Getting Hotter: The Expected Market Time for sellers is dropping like a rock as demand expands.
In mid-April, the Expected Market Time (the amount of time from hammering in the FOR-SALE sign to opening escrow) was at 121 days, a slight Buyer’s Market (between 120 and 150 days). Since then, it has dropped by 39% and now the Expected Market Time sits at 74 days, a slight Seller’s Market (between 60 and 90 days), totally unexpected. On average, in the past five years, it has increased by 8 days in the same time period. Last year, the Expected Market Time was at 85 days, slower than today.
There are several factors that have led to the quick recovery in housing. First, housing is coming from a position of strength. Since the Great Recession, credit qualification has been extremely tight. Buyers had to go through a rigorous process of proving that they could afford the monthly payment. Homeowners are sitting on a mountain of nested equity as a result of healthy down payments and steady home value appreciation from 2012 through the start of 2020. And, homeowners did not use their homes as piggy banks like they did prior to the Great Recession when they tapped into their equity to pay for everything from lavish European vacations to erasing ballooning credit card debt from rampant, non-essential spending.
Orange County Housing Market Summary:
- The active listing inventory increased by 177 homes in the past two-weeks, up 4%, and now totals 5,044. In the past four-weeks, 33% fewer homes were placed on the market compared to the prior 5-year average; thus, COVID-19 is suppressing the inventory. It was 54% fewer four-weeks ago. Last year, there were 7,479 homes on the market, 2,435 more than today, a 48% difference.
- Demand, the number of pending sales over the prior month, increased by 413 pending sales in the past two-weeks, up 25%, and now totals 2,035. It has grown by 74% in only 4 weeks. COVID-19’s effect on housing is rapidly diminishing. Last year, there were 2,646 pending sales, 23% more than today.
- The Expected Market Time for all of Orange County decreased from 90 days to 74, a slight Seller’s Market (between 60 and 90 days). The drop was due to the surge in demand outpacing the rise in the supply. It was at 85 days last year, slower than today.
- For homes priced below $750,000, the market is a hot Seller’s Market (less than 60 days) with an expected market time of 53 days. This range represents 35% of the active inventory and 50% of demand.
- For homes priced between $750,000 and $1 million, the expected market time is 56 days, a hot Seller’s Market.
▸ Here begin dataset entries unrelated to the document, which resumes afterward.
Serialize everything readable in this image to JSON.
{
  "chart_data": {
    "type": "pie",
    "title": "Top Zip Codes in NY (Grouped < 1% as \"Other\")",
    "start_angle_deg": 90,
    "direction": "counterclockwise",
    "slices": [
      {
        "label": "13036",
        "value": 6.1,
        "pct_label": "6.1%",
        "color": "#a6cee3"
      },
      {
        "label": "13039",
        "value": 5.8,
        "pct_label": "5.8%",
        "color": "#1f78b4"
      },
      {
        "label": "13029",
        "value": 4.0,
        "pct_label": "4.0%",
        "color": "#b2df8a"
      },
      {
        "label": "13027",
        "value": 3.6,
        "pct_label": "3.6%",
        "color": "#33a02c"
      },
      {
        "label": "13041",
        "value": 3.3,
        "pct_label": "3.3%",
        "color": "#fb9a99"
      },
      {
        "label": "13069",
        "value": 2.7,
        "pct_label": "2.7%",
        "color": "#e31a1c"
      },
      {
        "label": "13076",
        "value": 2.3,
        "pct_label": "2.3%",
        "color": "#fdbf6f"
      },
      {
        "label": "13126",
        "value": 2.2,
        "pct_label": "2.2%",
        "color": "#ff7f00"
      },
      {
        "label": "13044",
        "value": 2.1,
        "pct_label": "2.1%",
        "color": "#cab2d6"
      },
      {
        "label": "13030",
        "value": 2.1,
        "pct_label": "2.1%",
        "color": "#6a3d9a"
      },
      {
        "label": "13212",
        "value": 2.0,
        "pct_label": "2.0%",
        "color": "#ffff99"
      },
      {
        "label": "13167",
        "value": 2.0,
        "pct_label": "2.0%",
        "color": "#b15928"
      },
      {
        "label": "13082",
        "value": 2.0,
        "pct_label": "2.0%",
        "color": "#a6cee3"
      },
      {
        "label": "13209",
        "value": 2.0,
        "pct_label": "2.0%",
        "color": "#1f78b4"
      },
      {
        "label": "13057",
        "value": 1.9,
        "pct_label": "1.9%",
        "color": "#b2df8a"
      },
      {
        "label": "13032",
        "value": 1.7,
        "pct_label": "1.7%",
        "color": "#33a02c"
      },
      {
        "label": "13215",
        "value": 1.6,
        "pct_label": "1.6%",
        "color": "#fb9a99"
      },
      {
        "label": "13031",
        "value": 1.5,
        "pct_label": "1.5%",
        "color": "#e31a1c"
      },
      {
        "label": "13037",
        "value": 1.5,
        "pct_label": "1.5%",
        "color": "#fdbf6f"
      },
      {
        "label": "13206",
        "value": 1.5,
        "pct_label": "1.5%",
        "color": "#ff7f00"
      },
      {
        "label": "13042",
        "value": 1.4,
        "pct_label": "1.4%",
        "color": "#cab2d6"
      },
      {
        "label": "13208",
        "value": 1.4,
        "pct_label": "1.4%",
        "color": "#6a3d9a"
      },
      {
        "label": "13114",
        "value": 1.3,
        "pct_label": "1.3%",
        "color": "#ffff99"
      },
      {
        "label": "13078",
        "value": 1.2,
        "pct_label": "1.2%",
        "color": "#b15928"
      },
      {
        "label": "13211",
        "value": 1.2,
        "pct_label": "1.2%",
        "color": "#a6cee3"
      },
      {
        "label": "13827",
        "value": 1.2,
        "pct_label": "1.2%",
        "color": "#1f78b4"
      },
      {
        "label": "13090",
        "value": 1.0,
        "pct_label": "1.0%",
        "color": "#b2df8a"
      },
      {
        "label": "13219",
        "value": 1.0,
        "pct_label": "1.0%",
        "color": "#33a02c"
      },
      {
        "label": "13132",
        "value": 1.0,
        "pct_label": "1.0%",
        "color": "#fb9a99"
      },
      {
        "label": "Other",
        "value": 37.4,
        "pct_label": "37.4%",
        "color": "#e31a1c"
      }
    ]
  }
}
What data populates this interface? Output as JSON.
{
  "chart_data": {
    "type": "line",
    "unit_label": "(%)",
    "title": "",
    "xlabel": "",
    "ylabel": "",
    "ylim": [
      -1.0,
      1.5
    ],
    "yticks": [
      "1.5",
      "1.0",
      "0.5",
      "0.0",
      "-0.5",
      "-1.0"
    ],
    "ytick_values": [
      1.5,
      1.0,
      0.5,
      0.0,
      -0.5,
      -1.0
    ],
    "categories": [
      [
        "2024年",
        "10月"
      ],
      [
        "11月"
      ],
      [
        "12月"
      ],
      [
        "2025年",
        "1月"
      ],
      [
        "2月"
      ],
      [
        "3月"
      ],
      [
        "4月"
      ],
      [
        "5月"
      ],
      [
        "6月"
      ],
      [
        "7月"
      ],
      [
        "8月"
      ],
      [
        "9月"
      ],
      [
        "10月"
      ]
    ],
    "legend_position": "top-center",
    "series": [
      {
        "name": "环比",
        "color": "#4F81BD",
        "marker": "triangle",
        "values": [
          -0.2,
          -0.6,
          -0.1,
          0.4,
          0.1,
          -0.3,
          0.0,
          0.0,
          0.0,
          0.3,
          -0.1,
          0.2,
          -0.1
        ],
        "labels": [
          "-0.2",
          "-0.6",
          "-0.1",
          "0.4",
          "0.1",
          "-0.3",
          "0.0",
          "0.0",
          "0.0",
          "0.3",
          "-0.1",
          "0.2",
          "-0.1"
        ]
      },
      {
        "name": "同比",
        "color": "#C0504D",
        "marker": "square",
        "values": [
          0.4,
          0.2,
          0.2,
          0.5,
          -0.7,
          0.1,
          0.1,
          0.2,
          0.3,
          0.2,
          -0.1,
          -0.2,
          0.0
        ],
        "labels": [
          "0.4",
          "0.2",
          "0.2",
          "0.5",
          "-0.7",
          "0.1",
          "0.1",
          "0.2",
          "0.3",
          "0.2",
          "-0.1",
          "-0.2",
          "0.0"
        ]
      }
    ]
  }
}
This range
represents 19% of the active inventory and 25% of demand.
- For homes priced between $1 million to $1.25 million, the expected market time is 83 days, a slight Seller’s Market (between 60 and 90 days).
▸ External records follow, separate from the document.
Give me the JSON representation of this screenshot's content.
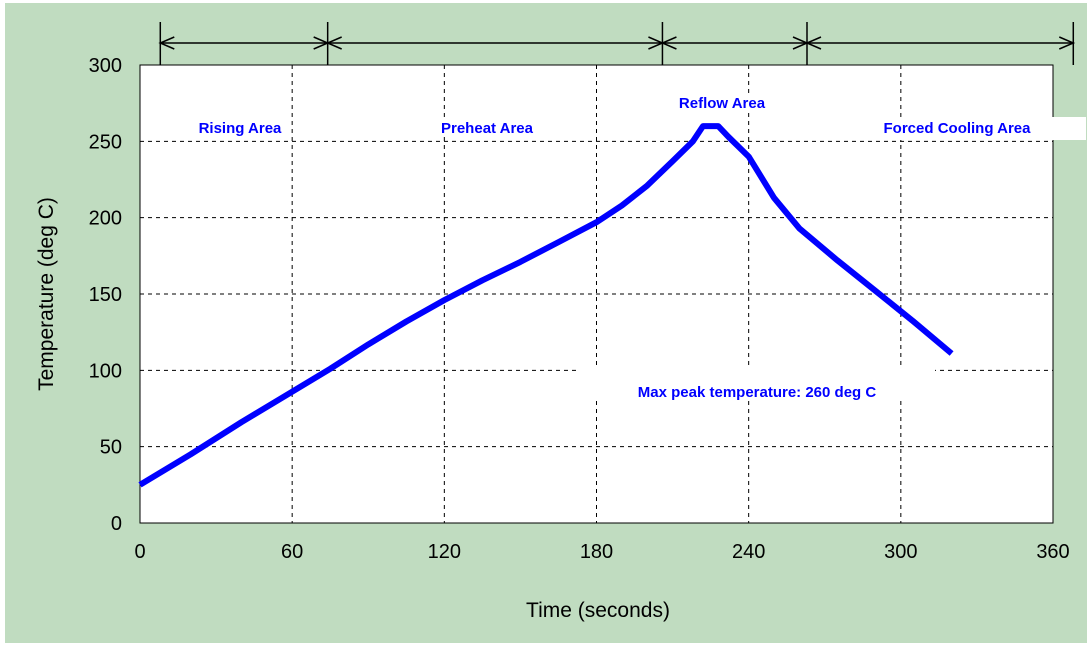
{
  "colors": {
    "background": "#c0dcc0",
    "plot_area": "#ffffff",
    "curve": "#0000ff",
    "annotation_text": "#0000ff",
    "grid": "#000000"
  },
  "chart_data": {
    "type": "line",
    "title": "",
    "xlabel": "Time (seconds)",
    "ylabel": "Temperature (deg C)",
    "xlim": [
      0,
      360
    ],
    "ylim": [
      0,
      300
    ],
    "x_ticks": [
      0,
      60,
      120,
      180,
      240,
      300,
      360
    ],
    "y_ticks": [
      0,
      50,
      100,
      150,
      200,
      250,
      300
    ],
    "grid": true,
    "grid_style": "dashed",
    "series": [
      {
        "name": "",
        "color": "#0000ff",
        "x": [
          0,
          20,
          40,
          60,
          75,
          90,
          105,
          120,
          135,
          150,
          165,
          180,
          190,
          200,
          210,
          218,
          222,
          225,
          228,
          232,
          240,
          250,
          260,
          275,
          290,
          305,
          320
        ],
        "y": [
          25,
          45,
          66,
          86,
          101,
          117,
          132,
          146,
          159,
          171,
          184,
          197,
          208,
          221,
          237,
          250,
          260,
          260,
          260,
          253,
          240,
          213,
          193,
          172,
          152,
          132,
          111
        ]
      }
    ],
    "zones": [
      {
        "label": "Rising Area",
        "start": 8,
        "end": 74
      },
      {
        "label": "Preheat Area",
        "start": 74,
        "end": 206
      },
      {
        "label": "Reflow Area",
        "start": 206,
        "end": 263
      },
      {
        "label": "Forced Cooling Area",
        "start": 263,
        "end": 368
      }
    ],
    "annotations": [
      {
        "text": "Max peak temperature: 260 deg C"
      }
    ]
  }
}
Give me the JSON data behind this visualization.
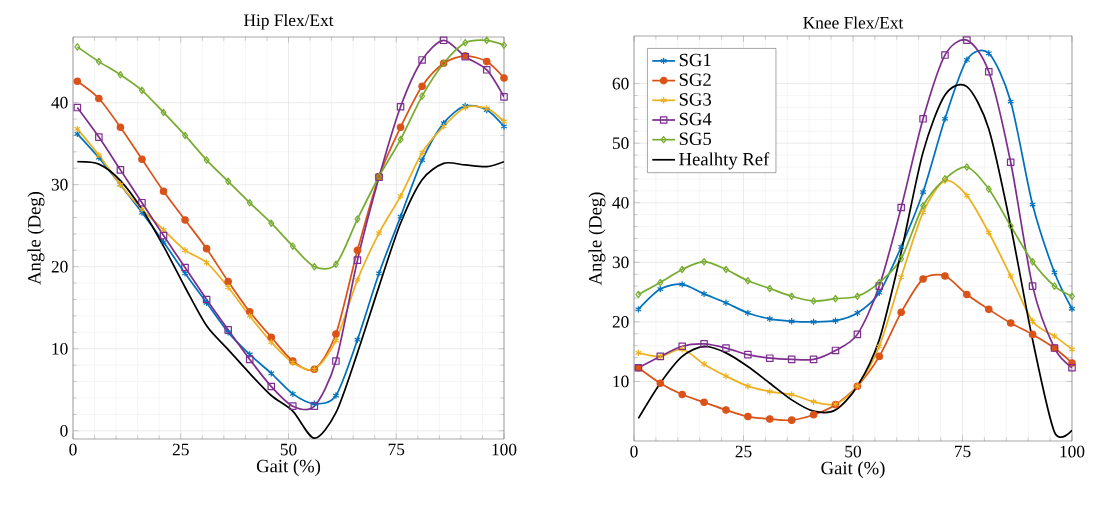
{
  "chart_data": [
    {
      "type": "line",
      "title": "Hip Flex/Ext",
      "xlabel": "Gait (%)",
      "ylabel": "Angle (Deg)",
      "x": [
        1,
        6,
        11,
        16,
        21,
        26,
        31,
        36,
        41,
        46,
        51,
        56,
        61,
        66,
        71,
        76,
        81,
        86,
        91,
        96,
        100
      ],
      "series": [
        {
          "color": "#0072bd",
          "marker": "cross",
          "values": [
            36.2,
            33.3,
            30,
            26.6,
            23,
            19.2,
            15.6,
            12,
            9.3,
            7,
            4.5,
            3.3,
            4.3,
            11.1,
            19.2,
            26.1,
            33,
            37.5,
            39.6,
            39.1,
            37.1
          ]
        },
        {
          "color": "#d95319",
          "marker": "circle",
          "values": [
            42.6,
            40.5,
            37,
            33.1,
            29.2,
            25.7,
            22.2,
            18.2,
            14.5,
            11.4,
            8.5,
            7.5,
            11.8,
            22,
            31,
            37,
            42,
            44.8,
            45.7,
            45,
            43
          ]
        },
        {
          "color": "#edb120",
          "marker": "cross",
          "values": [
            36.8,
            33.6,
            30,
            27,
            24.5,
            22,
            20.5,
            17.5,
            14,
            10.8,
            8.3,
            7.5,
            11,
            18.4,
            24.1,
            28.6,
            33.9,
            37.1,
            39.4,
            39.3,
            37.7
          ]
        },
        {
          "color": "#7e2f8e",
          "marker": "square",
          "values": [
            39.4,
            35.8,
            31.8,
            27.8,
            23.8,
            19.9,
            16,
            12.3,
            8.7,
            5.4,
            3,
            3,
            8.5,
            20.8,
            30.9,
            39.5,
            45.2,
            47.6,
            45.6,
            44,
            40.7
          ]
        },
        {
          "color": "#77ac30",
          "marker": "diamond",
          "values": [
            46.8,
            45,
            43.4,
            41.5,
            38.8,
            36,
            33,
            30.4,
            27.8,
            25.3,
            22.5,
            20,
            20.3,
            25.8,
            31,
            35.5,
            40.8,
            44.8,
            47.3,
            47.6,
            47
          ]
        },
        {
          "color": "#000000",
          "marker": "none",
          "values": [
            32.8,
            32.5,
            30.5,
            27,
            22.5,
            17.5,
            12.8,
            9.9,
            7,
            4.3,
            2.4,
            -0.9,
            2.2,
            9.5,
            17.6,
            25.3,
            30.6,
            32.6,
            32.4,
            32.2,
            32.8
          ]
        }
      ],
      "xlim": [
        0,
        100
      ],
      "ylim": [
        -1,
        48
      ],
      "xticks": [
        0,
        25,
        50,
        75,
        100
      ],
      "yticks": [
        0,
        10,
        20,
        30,
        40
      ],
      "grid": true
    },
    {
      "type": "line",
      "title": "Knee Flex/Ext",
      "xlabel": "Gait (%)",
      "ylabel": "Angle (Deg)",
      "x": [
        1,
        6,
        11,
        16,
        21,
        26,
        31,
        36,
        41,
        46,
        51,
        56,
        61,
        66,
        71,
        76,
        81,
        86,
        91,
        96,
        100
      ],
      "series": [
        {
          "name": "SG1",
          "color": "#0072bd",
          "marker": "cross",
          "values": [
            22.1,
            25.5,
            26.3,
            24.7,
            23.2,
            21.5,
            20.5,
            20.1,
            20,
            20.2,
            21.5,
            24.9,
            32.6,
            41.8,
            54.1,
            64,
            65.1,
            57,
            39.7,
            28.3,
            22.2
          ]
        },
        {
          "name": "SG2",
          "color": "#d95319",
          "marker": "circle",
          "values": [
            12.3,
            9.7,
            7.8,
            6.5,
            5.2,
            4.1,
            3.7,
            3.5,
            4.4,
            6.1,
            9.2,
            14.2,
            21.6,
            27.2,
            27.7,
            24.6,
            22.1,
            19.8,
            17.9,
            15.6,
            13.1
          ]
        },
        {
          "name": "SG3",
          "color": "#edb120",
          "marker": "cross",
          "values": [
            14.8,
            14.2,
            15.4,
            12.9,
            10.9,
            9.2,
            8.3,
            7.8,
            6.6,
            6.2,
            9.2,
            15.9,
            27.5,
            38.4,
            43.7,
            41.2,
            35,
            27.7,
            20.1,
            17.6,
            15.4
          ]
        },
        {
          "name": "SG4",
          "color": "#7e2f8e",
          "marker": "square",
          "values": [
            12.3,
            14.2,
            15.9,
            16.3,
            15.6,
            14.5,
            13.9,
            13.7,
            13.7,
            15.2,
            17.9,
            26,
            39.2,
            54.1,
            64.8,
            67.3,
            62,
            46.8,
            26,
            15.6,
            12.3
          ]
        },
        {
          "name": "SG5",
          "color": "#77ac30",
          "marker": "diamond",
          "values": [
            24.6,
            26.6,
            28.8,
            30.1,
            28.8,
            26.9,
            25.6,
            24.3,
            23.5,
            23.9,
            24.3,
            26.6,
            30.6,
            39.5,
            44,
            46,
            42.3,
            36.1,
            30.1,
            26,
            24.3
          ]
        },
        {
          "name": "Healhty Ref",
          "color": "#000000",
          "marker": "none",
          "values": [
            3.8,
            9.7,
            14.2,
            15.9,
            14.8,
            12.5,
            9.7,
            6.9,
            5,
            5.2,
            9.2,
            17,
            31.7,
            48.5,
            58.1,
            59.5,
            52.4,
            36.1,
            17,
            1.5,
            1.8
          ]
        }
      ],
      "xlim": [
        0,
        100
      ],
      "ylim": [
        0,
        68
      ],
      "xticks": [
        0,
        25,
        50,
        75,
        100
      ],
      "yticks": [
        10,
        20,
        30,
        40,
        50,
        60
      ],
      "grid": true,
      "legend": "top left"
    }
  ]
}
- For luxury homes priced between $1.25 million and $1.5 million, in the past two weeks, the Expected Market Time decreased from 129 to 98 days. For homes priced between $1.5 million and $2 million, the Expected Market Time decreased from 158 to 116 days. For luxury homes priced between $2 million and $4 million, the Expected Market Time decreased from 368 to 258 days. For luxury homes priced above $4 million, the Expected Market Time decreased from 540 to 455 days.
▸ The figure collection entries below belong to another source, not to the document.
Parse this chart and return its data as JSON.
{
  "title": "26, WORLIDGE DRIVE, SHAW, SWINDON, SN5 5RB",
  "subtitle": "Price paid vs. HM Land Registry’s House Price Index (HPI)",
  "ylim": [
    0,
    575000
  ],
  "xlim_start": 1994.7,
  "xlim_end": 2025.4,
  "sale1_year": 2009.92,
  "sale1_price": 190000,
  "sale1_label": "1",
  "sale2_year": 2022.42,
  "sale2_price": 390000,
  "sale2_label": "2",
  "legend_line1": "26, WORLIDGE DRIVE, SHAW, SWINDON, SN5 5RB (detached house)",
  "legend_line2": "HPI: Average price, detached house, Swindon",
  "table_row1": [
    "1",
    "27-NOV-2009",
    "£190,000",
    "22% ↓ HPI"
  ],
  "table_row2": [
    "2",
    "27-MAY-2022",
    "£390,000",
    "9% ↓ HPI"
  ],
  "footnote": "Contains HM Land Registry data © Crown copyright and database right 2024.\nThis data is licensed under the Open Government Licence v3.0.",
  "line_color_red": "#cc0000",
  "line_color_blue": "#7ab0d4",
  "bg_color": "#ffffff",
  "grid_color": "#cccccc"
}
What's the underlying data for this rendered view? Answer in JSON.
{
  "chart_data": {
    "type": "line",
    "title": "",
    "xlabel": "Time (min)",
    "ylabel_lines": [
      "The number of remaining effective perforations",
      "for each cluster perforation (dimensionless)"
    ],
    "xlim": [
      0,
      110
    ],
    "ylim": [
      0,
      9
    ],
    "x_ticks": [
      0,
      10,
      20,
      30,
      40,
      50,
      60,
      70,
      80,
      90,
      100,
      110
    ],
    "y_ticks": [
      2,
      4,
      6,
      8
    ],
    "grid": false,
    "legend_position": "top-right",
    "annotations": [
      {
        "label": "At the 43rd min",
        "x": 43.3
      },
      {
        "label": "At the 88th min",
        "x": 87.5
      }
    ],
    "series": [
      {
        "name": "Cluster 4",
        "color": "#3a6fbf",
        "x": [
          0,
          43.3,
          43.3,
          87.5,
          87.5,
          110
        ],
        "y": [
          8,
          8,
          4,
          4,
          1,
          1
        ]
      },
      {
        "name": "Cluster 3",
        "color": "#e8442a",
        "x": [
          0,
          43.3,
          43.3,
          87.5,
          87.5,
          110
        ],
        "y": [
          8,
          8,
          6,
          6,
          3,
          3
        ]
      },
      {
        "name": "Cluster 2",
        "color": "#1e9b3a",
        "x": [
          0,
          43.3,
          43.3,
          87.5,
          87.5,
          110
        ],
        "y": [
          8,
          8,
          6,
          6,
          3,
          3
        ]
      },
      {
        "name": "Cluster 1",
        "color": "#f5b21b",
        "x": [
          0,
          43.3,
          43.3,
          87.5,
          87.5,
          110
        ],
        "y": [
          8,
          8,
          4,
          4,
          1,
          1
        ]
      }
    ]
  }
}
- The luxury end, all homes above $1.25 million, accounts for 35% of the inventory and only 15% of demand.
- Distressed homes, both short sales and foreclosures combined, made up only 0.8% of all listings and 0.9% of demand. There are only 16 foreclosure s and 22 short sales available to purchase today in all of Orange County, 38 total distressed homes on the active market, down 4 from two-weeks ago. Last year there were 65 total distressed homes on the market, slightly more than today.
- There were 1,712 closed residential resales in April, 34% fewer than April 2019’s 2,599 closed sales. This is entirely due to COVID-19 suppressing both supply and demand. April marked a 28% drop compared to March 2020. The sales to list price ratio was 98.3% for all of Orange County. Foreclosures accounted for just 0.3% of all closed sales, and short sales accounted for 0.4%. That means that 99.3% of all sales were good ol’ fashioned sellers with equity.